Prior to freezing the patient had been embalmed after being dead about 18 hours. She was refrigerated “maybe four or five days later,” and stored for approximately two months at slightly above freezing temperature. Outwardly, at the time of her freezing, she presented an appearance of good preservation. “There was no deterioration we could notice except for a little bit of discoloration in the fingers.” (The brain, however, is a very delicate structure that would not be well-preserved under the conditions that reportedly occurred.) The woman was frozen at any rate, placed in a horizontal, cylindrical capsule, and maintained at Hope’s facility for several months by periodically adding liquid nitrogen. At about the time Bedford was frozen relatives of the woman who had been funding her freezing changed their minds, and she was thawed and buried. (As it turned out, Bedford himself would be placed, initially, in another Hope capsule, a more advanced model. He would change capsules several times over the coming decades, always remaining frozen; he has been in his present housing with Alcor since May 1991.)

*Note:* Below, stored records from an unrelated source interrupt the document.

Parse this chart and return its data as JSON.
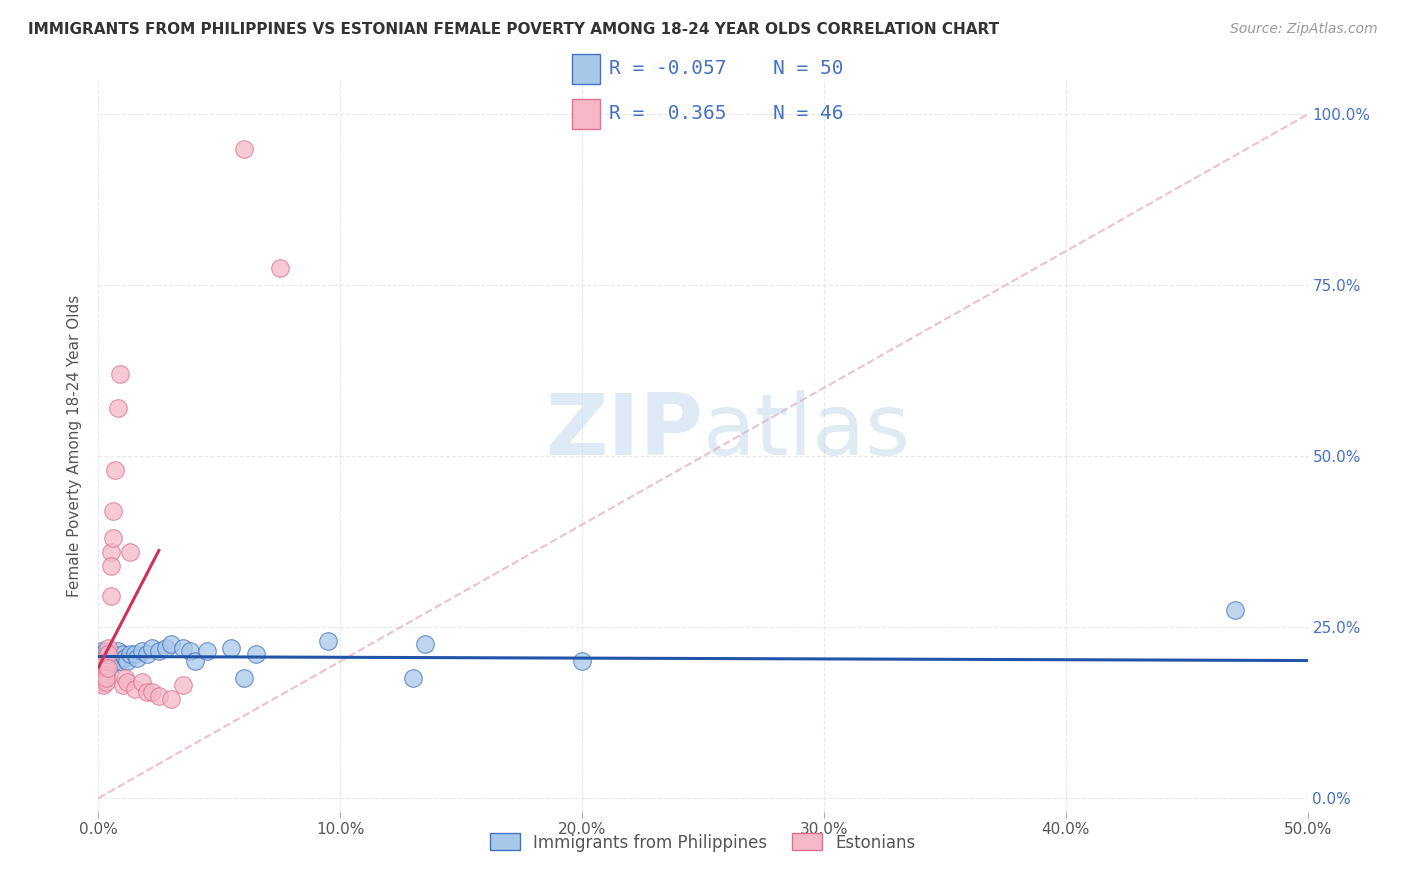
{
  "title": "IMMIGRANTS FROM PHILIPPINES VS ESTONIAN FEMALE POVERTY AMONG 18-24 YEAR OLDS CORRELATION CHART",
  "source": "Source: ZipAtlas.com",
  "ylabel": "Female Poverty Among 18-24 Year Olds",
  "xlim": [
    0.0,
    0.5
  ],
  "ylim": [
    -0.02,
    1.05
  ],
  "xtick_vals": [
    0.0,
    0.1,
    0.2,
    0.3,
    0.4,
    0.5
  ],
  "xticklabels": [
    "0.0%",
    "10.0%",
    "20.0%",
    "30.0%",
    "40.0%",
    "50.0%"
  ],
  "ytick_vals": [
    0.0,
    0.25,
    0.5,
    0.75,
    1.0
  ],
  "yticklabels_right": [
    "0.0%",
    "25.0%",
    "50.0%",
    "75.0%",
    "100.0%"
  ],
  "blue_color": "#a8c8e8",
  "blue_edge_color": "#4472c4",
  "pink_color": "#f4b8c8",
  "pink_edge_color": "#e07090",
  "blue_line_color": "#2255aa",
  "pink_line_color": "#cc3355",
  "diagonal_color": "#f0c0cc",
  "watermark_zip": "ZIP",
  "watermark_atlas": "atlas",
  "bg_color": "#ffffff",
  "grid_color": "#e8e8e8",
  "blue_scatter_x": [
    0.0,
    0.0,
    0.0,
    0.001,
    0.001,
    0.001,
    0.001,
    0.001,
    0.002,
    0.002,
    0.002,
    0.002,
    0.002,
    0.003,
    0.003,
    0.003,
    0.003,
    0.004,
    0.004,
    0.004,
    0.005,
    0.005,
    0.006,
    0.007,
    0.008,
    0.009,
    0.01,
    0.011,
    0.012,
    0.013,
    0.015,
    0.016,
    0.018,
    0.02,
    0.022,
    0.025,
    0.028,
    0.03,
    0.035,
    0.038,
    0.04,
    0.045,
    0.055,
    0.06,
    0.065,
    0.095,
    0.13,
    0.135,
    0.2,
    0.47
  ],
  "blue_scatter_y": [
    0.195,
    0.21,
    0.19,
    0.2,
    0.215,
    0.185,
    0.205,
    0.195,
    0.2,
    0.21,
    0.195,
    0.185,
    0.205,
    0.2,
    0.215,
    0.19,
    0.205,
    0.2,
    0.21,
    0.195,
    0.205,
    0.195,
    0.21,
    0.2,
    0.215,
    0.2,
    0.21,
    0.205,
    0.2,
    0.21,
    0.21,
    0.205,
    0.215,
    0.21,
    0.22,
    0.215,
    0.22,
    0.225,
    0.22,
    0.215,
    0.2,
    0.215,
    0.22,
    0.175,
    0.21,
    0.23,
    0.175,
    0.225,
    0.2,
    0.275
  ],
  "pink_scatter_x": [
    0.0,
    0.0,
    0.0,
    0.0,
    0.0,
    0.001,
    0.001,
    0.001,
    0.001,
    0.001,
    0.001,
    0.001,
    0.002,
    0.002,
    0.002,
    0.002,
    0.002,
    0.003,
    0.003,
    0.003,
    0.003,
    0.003,
    0.004,
    0.004,
    0.004,
    0.005,
    0.005,
    0.005,
    0.006,
    0.006,
    0.007,
    0.008,
    0.009,
    0.01,
    0.011,
    0.012,
    0.013,
    0.015,
    0.018,
    0.02,
    0.022,
    0.025,
    0.03,
    0.035,
    0.06,
    0.075
  ],
  "pink_scatter_y": [
    0.2,
    0.195,
    0.185,
    0.175,
    0.18,
    0.195,
    0.2,
    0.185,
    0.175,
    0.19,
    0.17,
    0.18,
    0.195,
    0.185,
    0.175,
    0.165,
    0.18,
    0.185,
    0.19,
    0.18,
    0.17,
    0.175,
    0.22,
    0.21,
    0.19,
    0.36,
    0.34,
    0.295,
    0.38,
    0.42,
    0.48,
    0.57,
    0.62,
    0.165,
    0.175,
    0.17,
    0.36,
    0.16,
    0.17,
    0.155,
    0.155,
    0.15,
    0.145,
    0.165,
    0.95,
    0.775
  ],
  "title_fontsize": 11,
  "source_fontsize": 10,
  "axis_label_fontsize": 11,
  "tick_fontsize": 11,
  "legend_fontsize": 14
}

Some additional details Kraver relates are interesting. In September 1965 he and another engineer, Frank “Rick” Rickenbacker, were working in the technical services department of the AiResearch Manufacturing Company in Phoenix. They had built a large cryogenic test facility for their company and had just completed a year of testing of components for the Saturn S IV B missile. Both were taken by the whole cryonics concept and decided to get involved with a startup effort by the local entrepreneur, Ed Hope. Over the next two months Ted and Rick constructed their first cryogenic capsule, a large, double-walled, insulated cylinder capable of holding a human being. It was shown at the annual conference of Ev Cooper’s Life Extension Society, held January 1 the following year in Washington, D.C. The second model, with some improvements including aluminized mylar for insulation in place of aluminum foil and glass matte, was finished in time to be used for the freezing just noted. Further details will be found in an article in Cryonics, March 1989.
Despite its problematic nature, the first freezing triggered some jubilation in the fledgling cryonics movement; after years of frustration and some near-misses someone had finally been cryogenically preserved. It was hoped that more progress and more freezings would soon follow.